Cantril cited a recent study conducted at Sutter Bay Medical Foundation where researchers used electronic health records of 1,052 COVID-19-positive patients from January 1–April 8, 2020, to determine that African Americans were 2.7 times more likely than non-Hispanic white patients to be hospitalized with the virus.
“As we face a growing unemployment population and consequent financial crises as a result of the pandemic, we may see more advanced cancers because preventative services have been halted,” Cantril cautioned. “Oncology nurses will be further challenged as our usual care expectations will be dramatically different for ourselves and the patients we serve.”
According to Bachelet, to address the systematic inequality that promotes poor health outcomes, including COVID-19, governments and healthcare agencies across the world need to prioritize, collect, and analyze data by ethnicity, race, and gender.
Resources for Change
The National League for Nursing offered the following suggestions for healthcare professionals who want to advocate for better understanding of social determinants in their workplace:
- Engage in conversations about bias and its effect on health care.
- Partner with community organizations.
- Implement evidence-based approaches to identifying social determinants.
The PRAPARE tool, a protocol for responding to and assessing patients' assets, risks, and experiences, allows healthcare centers to collect data on social determinants specific to their patient populations. PRAPARE includes 20 questions that healthcare centers can upload to their electronic health record systems.

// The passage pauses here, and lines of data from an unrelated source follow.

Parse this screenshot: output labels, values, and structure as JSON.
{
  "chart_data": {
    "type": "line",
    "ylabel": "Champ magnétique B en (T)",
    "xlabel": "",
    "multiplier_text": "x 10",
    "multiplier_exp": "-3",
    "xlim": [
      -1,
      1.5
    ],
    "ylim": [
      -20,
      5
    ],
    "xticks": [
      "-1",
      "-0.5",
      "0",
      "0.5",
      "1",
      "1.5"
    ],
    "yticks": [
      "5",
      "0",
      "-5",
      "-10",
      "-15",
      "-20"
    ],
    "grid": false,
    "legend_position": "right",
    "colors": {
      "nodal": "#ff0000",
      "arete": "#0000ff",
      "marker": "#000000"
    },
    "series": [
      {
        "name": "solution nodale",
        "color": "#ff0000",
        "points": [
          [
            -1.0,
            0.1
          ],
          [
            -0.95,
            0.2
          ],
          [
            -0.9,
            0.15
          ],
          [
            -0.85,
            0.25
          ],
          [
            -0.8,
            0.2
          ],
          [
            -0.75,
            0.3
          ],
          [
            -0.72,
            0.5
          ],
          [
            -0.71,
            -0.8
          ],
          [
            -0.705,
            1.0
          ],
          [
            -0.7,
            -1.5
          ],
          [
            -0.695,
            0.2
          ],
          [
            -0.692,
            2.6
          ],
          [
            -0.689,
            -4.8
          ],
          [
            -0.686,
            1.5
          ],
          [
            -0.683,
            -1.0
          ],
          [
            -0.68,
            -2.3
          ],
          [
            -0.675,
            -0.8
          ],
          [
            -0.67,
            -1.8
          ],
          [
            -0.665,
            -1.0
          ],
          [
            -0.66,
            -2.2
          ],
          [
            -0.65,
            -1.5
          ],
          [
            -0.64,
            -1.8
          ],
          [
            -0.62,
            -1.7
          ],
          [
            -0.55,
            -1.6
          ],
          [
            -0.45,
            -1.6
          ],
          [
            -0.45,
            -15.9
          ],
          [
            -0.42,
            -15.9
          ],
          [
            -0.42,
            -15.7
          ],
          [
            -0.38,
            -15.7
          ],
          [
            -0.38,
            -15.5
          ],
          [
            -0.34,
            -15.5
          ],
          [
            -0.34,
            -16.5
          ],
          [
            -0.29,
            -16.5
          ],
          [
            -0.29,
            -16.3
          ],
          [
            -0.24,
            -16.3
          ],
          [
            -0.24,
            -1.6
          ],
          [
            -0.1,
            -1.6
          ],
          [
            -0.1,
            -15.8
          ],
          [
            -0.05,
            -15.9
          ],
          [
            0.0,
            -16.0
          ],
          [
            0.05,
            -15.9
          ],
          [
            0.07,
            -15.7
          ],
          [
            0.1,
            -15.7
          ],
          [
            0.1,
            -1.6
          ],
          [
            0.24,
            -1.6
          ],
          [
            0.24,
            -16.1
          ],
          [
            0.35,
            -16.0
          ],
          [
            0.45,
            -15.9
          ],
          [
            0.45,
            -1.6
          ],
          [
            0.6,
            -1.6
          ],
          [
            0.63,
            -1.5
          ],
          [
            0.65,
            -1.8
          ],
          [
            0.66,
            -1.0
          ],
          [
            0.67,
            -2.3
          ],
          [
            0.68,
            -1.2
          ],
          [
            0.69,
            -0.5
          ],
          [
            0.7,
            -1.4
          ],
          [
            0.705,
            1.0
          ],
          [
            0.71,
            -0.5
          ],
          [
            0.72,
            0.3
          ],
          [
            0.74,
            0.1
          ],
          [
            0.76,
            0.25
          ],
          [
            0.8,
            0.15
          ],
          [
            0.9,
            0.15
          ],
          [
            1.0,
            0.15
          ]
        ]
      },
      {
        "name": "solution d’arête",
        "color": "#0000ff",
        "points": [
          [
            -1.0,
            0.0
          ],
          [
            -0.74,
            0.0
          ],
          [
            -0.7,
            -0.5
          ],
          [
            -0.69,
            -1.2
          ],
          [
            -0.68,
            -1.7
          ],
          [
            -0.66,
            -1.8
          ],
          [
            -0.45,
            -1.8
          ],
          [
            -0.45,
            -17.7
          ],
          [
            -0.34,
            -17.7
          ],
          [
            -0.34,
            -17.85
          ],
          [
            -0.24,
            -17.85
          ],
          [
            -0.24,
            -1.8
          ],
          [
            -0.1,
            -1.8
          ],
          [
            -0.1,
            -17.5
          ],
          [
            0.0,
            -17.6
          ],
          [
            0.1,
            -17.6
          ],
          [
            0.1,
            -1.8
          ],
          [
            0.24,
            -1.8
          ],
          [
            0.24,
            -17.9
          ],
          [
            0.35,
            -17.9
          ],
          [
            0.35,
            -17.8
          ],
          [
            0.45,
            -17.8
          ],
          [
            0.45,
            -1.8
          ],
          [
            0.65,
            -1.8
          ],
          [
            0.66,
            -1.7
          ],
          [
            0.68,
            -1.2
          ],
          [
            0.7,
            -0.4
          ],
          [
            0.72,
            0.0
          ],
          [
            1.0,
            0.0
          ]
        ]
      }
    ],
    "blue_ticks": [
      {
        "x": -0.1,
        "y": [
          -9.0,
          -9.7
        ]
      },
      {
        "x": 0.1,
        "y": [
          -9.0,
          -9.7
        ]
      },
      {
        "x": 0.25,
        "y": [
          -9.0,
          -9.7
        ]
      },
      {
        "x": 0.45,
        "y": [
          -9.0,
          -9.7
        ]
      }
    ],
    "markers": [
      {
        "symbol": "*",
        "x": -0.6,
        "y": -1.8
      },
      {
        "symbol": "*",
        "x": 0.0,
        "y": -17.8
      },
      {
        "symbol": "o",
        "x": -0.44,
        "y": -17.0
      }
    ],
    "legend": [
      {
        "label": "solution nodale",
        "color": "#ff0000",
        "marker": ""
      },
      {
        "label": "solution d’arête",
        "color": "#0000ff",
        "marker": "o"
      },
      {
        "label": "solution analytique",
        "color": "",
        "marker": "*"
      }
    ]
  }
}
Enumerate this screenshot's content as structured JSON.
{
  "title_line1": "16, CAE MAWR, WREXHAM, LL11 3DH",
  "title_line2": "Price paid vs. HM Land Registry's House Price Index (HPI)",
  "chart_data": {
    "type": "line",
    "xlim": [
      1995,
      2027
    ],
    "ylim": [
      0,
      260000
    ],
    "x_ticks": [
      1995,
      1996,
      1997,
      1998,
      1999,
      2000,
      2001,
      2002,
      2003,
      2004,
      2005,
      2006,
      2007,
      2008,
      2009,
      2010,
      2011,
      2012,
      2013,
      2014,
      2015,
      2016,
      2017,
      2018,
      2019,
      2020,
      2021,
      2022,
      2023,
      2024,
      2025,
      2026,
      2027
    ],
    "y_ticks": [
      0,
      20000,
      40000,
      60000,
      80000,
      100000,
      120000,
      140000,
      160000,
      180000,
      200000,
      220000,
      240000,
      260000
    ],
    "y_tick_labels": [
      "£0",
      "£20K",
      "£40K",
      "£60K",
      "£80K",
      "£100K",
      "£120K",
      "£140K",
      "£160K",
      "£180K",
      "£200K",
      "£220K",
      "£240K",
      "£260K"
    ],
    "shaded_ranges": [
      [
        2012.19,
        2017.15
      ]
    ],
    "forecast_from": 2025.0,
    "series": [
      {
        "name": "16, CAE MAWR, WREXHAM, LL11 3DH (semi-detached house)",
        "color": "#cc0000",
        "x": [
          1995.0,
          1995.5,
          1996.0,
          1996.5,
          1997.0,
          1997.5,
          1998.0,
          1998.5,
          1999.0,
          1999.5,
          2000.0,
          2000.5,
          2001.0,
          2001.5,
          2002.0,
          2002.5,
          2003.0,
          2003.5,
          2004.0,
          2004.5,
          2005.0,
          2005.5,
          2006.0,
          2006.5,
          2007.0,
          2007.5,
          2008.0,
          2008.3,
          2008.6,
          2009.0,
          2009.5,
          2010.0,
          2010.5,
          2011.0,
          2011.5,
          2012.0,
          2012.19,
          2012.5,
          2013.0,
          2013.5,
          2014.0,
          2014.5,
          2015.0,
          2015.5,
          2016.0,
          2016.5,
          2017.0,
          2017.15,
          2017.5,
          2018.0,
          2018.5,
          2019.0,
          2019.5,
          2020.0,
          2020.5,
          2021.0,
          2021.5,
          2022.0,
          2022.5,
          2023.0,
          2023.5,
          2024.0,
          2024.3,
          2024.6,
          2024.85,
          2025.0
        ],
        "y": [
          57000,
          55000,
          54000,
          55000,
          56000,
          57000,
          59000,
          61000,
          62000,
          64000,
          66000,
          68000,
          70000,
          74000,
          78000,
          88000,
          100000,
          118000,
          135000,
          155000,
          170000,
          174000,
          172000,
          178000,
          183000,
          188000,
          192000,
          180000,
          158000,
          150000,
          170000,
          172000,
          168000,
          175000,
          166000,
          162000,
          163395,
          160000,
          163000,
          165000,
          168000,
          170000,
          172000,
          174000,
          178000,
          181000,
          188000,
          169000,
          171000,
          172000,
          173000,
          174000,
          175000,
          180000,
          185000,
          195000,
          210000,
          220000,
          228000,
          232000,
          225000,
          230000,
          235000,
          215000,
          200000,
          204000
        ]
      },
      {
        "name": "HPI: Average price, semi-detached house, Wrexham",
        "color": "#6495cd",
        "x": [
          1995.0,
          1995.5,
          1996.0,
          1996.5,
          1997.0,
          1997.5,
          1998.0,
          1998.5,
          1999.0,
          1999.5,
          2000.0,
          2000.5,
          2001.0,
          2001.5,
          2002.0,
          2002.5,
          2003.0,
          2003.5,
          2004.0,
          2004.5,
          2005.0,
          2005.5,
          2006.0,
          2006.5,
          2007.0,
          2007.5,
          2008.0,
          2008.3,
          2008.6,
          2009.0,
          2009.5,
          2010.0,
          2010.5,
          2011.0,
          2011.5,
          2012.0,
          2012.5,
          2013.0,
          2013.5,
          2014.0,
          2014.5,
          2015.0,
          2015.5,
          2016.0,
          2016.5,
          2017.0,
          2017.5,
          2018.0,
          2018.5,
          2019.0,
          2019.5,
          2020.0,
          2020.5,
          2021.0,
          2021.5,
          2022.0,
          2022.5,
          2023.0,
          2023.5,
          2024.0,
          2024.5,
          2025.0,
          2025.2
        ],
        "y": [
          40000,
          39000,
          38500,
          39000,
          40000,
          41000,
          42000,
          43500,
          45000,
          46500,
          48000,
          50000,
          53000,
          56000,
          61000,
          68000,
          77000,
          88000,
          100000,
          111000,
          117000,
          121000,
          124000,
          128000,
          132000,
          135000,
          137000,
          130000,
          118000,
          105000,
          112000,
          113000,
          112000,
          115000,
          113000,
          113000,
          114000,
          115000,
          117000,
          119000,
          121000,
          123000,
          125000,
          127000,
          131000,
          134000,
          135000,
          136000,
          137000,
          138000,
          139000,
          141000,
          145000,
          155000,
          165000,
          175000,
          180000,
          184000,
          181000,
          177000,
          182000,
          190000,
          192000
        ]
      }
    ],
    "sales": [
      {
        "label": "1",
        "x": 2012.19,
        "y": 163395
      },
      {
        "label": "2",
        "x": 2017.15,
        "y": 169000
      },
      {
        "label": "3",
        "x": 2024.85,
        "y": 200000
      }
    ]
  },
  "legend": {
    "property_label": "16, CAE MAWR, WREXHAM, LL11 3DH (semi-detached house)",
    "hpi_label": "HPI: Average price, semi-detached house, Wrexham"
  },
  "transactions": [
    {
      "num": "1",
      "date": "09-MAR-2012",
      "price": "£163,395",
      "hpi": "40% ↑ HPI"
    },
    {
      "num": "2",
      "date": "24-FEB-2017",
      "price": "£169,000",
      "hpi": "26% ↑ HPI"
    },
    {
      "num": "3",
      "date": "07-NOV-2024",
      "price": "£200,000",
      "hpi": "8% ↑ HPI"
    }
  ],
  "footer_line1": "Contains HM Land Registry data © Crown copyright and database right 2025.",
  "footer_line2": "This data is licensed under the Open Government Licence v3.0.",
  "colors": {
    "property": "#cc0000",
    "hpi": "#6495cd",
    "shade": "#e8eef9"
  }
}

The American Academy of Family Physicians developed a screening tool with 15 questions that addresses a patient’s housing, food, transportation, education, childcare, employment, financial strain, and personal safety.
How Oncology Nurses Can Get Involved
Cantril and Staker agreed that the best thing nurses can do to identify patient-specific social determinants is have open dialogue with each patient, family, and interprofessional team. For oncology nurses, this comes naturally given the innate human connection they establish with patients with cancer.
“I have been a nurse navigator for years but still learn new things as I meet each new patient. Where I work now, we have a growing population of Burmese Chin patients, many of whom do not speak English and have a very different culture,” Staker said.
Community Cancer Center South has an interdisciplinary team to help patients navigate various healthcare disparities through programs that address financial issues, lack of support, insurance, language barriers, and transportation, Staker said.
Cantril said that Sutter Bay Medical Foundation offers personalized plans so that no matter their background, patients receive thorough care and support.
“Identifying and mitigating barriers to care involves knowing the community and the resources available,” Cantril said. “Simple acuity scales, such as assessing patients for literacy, housing, comorbidities, social support, and insurance coverage, may influence treatment planning.”
Staker said that after living in the area for years, she is aware of many risk factors specific to her community. However, if a healthcare professional is new to an area, Cantril recommended driving around to get a feel for the community and make mental notes of how accessible resources like grocery stores and pharmacies are.
“None of us lives in a vacuum, and our patients are no exception,” Staker said. “We put them at great risk if we just look at their cancer as an isolated aspect of their lives. We are doing our patients a disservice if we don’t also account for other factors that influence their access to and response to cancer care.”